A busca do “ser” havia passado pela experiência com o zen-budismo, após o momento inicial de formação católica, e tomava outro rumo. A leitora de Pascal intensificava outras vias de seu projeto, além da abstração, alinhando de outro modo poesia e biografia. Sua figura social de mulher “proletária”, filha de pai analfabeto, como repetidamente afirma, sempre estivera nas imagens abstratas, que ela intensificara como forma de fugir ao sentimentalismo de uma poesia feminina — a poesia de “poetisa”, temor de tantas autoras da sua geração. Mas, se antes, embora falasse em feminismo e utopia, não levava isso diretamente para os poemas, agora não empunhava bandeiras sociais: sua concepção do literário era essencialmente estética. Assim, não se deixou assimilar pelo mainstream que lhe abriu as portas, nem se alinhou aos grupos engajados de seu tempo: poesia práxis, marginal etc. Sequer fez o jogo da vida literária: suas resenhas sem bajulação, a bom tempo recolhidas no novo livro, demoliam constantemente o personagem que criavam para si. (Talvez ficasse “de bronca” com alguns cochilos de revisão dessa obra tão bem coligida, como um nosa por nossa, na páginas 129.)
Janela fechada
O “mito Orides” se apagou em uma noite qualquer, quando trocaram seu nome por outro poeta da moda, e quando ela própria talvez tenha fechado uma janela no centro de São Paulo: “… morar perto de avenidas não é tão ruim quanto se pensa. É só fechar a janela”. Quando a Orides real apareceu a todos, ela, que sempre esteve subjacente, mostrou-se algo menos que a “aristocrata selvagem” do crítico Nogueira Moutinho: uma alcoólatra, talvez até piromaníaca, pondo fogo na própria casa; zen budista sem iluminação (“apenas um pisca-pisca”) e umbandista por utilidade: “Nem acredito, nem deixo de acreditar. Mas me dá algum alívio”. Da estudante de filosofia, sobrou uma doida xingando à porta de Marilena Chauí. O raro poema em prosa Almirantado, que finaliza o volume como um grito agônico, cola-se a essa figura como a última peça do quebra-cabeça: “… derrotado, mas digno — eu disse digno! — afogando-se com toda a honra”.

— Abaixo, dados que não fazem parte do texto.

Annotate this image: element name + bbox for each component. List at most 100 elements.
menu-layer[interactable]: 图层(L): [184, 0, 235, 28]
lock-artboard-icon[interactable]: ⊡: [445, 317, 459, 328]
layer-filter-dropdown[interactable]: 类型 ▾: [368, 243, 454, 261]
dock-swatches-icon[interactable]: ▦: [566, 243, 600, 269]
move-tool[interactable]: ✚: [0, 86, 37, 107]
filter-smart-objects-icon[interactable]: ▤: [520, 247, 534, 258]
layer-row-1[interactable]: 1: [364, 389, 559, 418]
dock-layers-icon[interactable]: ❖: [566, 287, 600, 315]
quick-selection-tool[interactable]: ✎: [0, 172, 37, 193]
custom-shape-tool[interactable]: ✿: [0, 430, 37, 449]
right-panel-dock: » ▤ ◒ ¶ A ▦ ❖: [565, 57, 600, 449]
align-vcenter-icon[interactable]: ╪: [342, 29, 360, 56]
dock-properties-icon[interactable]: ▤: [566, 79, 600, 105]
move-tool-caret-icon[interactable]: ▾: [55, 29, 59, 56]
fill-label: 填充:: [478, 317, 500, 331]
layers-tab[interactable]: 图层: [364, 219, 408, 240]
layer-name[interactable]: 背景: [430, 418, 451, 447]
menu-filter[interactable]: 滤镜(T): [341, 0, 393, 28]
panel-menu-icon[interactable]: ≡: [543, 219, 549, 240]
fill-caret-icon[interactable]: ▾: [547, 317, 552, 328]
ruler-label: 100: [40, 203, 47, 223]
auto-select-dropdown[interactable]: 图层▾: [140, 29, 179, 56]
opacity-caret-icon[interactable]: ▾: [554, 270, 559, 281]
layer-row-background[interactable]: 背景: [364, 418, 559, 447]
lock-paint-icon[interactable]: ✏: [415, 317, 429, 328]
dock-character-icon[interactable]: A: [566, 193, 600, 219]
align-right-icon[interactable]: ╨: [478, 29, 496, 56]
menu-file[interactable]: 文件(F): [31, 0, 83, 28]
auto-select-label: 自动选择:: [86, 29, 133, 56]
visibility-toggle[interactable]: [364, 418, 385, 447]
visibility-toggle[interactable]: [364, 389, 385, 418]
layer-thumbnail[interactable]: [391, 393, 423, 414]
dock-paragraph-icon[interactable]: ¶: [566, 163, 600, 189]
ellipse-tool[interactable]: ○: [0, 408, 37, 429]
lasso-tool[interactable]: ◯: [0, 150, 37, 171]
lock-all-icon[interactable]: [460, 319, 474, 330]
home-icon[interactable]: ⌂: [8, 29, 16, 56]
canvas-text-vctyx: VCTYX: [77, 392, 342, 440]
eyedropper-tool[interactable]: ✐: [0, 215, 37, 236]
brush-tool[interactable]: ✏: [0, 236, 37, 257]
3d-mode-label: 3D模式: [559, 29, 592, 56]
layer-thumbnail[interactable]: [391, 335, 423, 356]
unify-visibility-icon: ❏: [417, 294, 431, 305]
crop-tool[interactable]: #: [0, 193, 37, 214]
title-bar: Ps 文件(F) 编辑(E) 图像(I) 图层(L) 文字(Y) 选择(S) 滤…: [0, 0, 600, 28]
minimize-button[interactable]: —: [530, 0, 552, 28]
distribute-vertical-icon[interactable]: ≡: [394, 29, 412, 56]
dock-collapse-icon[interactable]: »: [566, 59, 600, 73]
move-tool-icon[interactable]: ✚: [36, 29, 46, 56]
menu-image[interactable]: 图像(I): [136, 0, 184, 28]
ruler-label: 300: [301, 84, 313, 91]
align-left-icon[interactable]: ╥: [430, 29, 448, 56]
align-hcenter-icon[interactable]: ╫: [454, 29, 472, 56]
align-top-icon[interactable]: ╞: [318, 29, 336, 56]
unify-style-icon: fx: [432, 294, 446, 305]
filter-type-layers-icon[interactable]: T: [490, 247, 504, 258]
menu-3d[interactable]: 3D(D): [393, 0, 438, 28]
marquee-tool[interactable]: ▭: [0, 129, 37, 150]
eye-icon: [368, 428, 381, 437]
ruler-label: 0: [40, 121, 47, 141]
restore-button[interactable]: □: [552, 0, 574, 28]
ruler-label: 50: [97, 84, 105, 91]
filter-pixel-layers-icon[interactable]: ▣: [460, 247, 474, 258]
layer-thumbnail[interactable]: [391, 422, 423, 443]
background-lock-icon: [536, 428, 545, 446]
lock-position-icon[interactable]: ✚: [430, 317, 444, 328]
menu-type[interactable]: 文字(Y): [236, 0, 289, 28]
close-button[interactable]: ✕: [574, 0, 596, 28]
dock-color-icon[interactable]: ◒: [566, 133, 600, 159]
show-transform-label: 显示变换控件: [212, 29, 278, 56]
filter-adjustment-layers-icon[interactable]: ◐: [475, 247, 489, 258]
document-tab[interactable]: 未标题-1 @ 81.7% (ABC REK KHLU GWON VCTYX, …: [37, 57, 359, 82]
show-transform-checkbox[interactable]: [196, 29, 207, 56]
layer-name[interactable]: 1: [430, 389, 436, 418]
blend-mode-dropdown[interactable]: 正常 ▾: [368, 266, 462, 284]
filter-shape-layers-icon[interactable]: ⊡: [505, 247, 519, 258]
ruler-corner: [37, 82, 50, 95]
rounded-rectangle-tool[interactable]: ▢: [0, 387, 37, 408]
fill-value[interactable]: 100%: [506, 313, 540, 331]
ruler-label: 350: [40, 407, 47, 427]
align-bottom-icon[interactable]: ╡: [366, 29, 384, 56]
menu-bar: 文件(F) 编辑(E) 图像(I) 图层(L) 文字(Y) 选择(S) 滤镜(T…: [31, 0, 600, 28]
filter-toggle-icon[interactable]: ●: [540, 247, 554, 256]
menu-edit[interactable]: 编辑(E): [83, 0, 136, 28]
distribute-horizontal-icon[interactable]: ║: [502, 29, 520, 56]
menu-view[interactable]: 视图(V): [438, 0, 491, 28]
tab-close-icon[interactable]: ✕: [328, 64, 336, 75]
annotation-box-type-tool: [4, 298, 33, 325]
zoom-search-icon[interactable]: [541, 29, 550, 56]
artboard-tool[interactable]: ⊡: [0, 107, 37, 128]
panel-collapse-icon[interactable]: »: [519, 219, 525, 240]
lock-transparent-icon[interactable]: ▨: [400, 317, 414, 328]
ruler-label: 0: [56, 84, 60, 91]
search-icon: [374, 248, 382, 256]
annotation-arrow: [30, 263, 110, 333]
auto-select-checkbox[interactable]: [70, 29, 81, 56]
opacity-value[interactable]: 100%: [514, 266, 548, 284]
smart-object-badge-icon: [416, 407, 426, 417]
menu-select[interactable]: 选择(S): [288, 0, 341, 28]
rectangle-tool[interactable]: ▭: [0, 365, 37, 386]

Orides era selvagem, só isso — mas, como escrevia bem, inventaram-lhe complicações. A expressão de Moutinho parece hoje mais gosto do paradoxo, assim como o excesso de referências literárias, ou mesmo filosóficas, que foi visto em sua obra. “Não procurem ‘filosofia’, nem orientalismo”, advertia sobre a estreia festejada, Transposição.
As entrevistas de Toda palavra é crueldade mostram a afasia de leituras em que Orides cresceu, tendo-se salvo apenas por ter nascido em um tempo de ensino fundamental ainda de qualidade e vida social solidária no interior do Brasil, pelo que aprendeu métrica em sala de aula e frequentou a melhor biblioteca particular da cidade, cujo dono lhe cedeu livros muitas vezes. Não dominava línguas estrangeiras, conheceu autores canônicos um tanto tarde e surpreendeu-se quando tomou pé da tradição inglesa. Não leu Marx, fechou Musil entediada. Não se espantou com Nietzsche. Sonhava com um Heráclito sacerdotal e de novo lembrava Heidegger e o ser — sempre a mesma obsessão.
Ao invés de mentir leituras, como todos fazem, dizia de suas muitas lacunas com a mesma naturalidade com que confessava não ter conhecido o amor. Referia-se à própria vida como “invertida”: começara sem qualquer preocupação de ordem prática, e terminava pedindo emprego, tentando mudar “verbo em verba”. Assim eram seus livros, cuja cronologia dos poemas às vezes salta em anos a ordem de publicação.
A crueldade com os colegas de ofício é que Orides Fontela retirou muito de poucas palavras — as de Drummond, principalmente — e fez, sim, uma das melhores obras poéticas do Brasil. Crueldade maior: continuava a descobrir o mundo com a curiosidade e a franqueza de uma criança. Um dia morreu.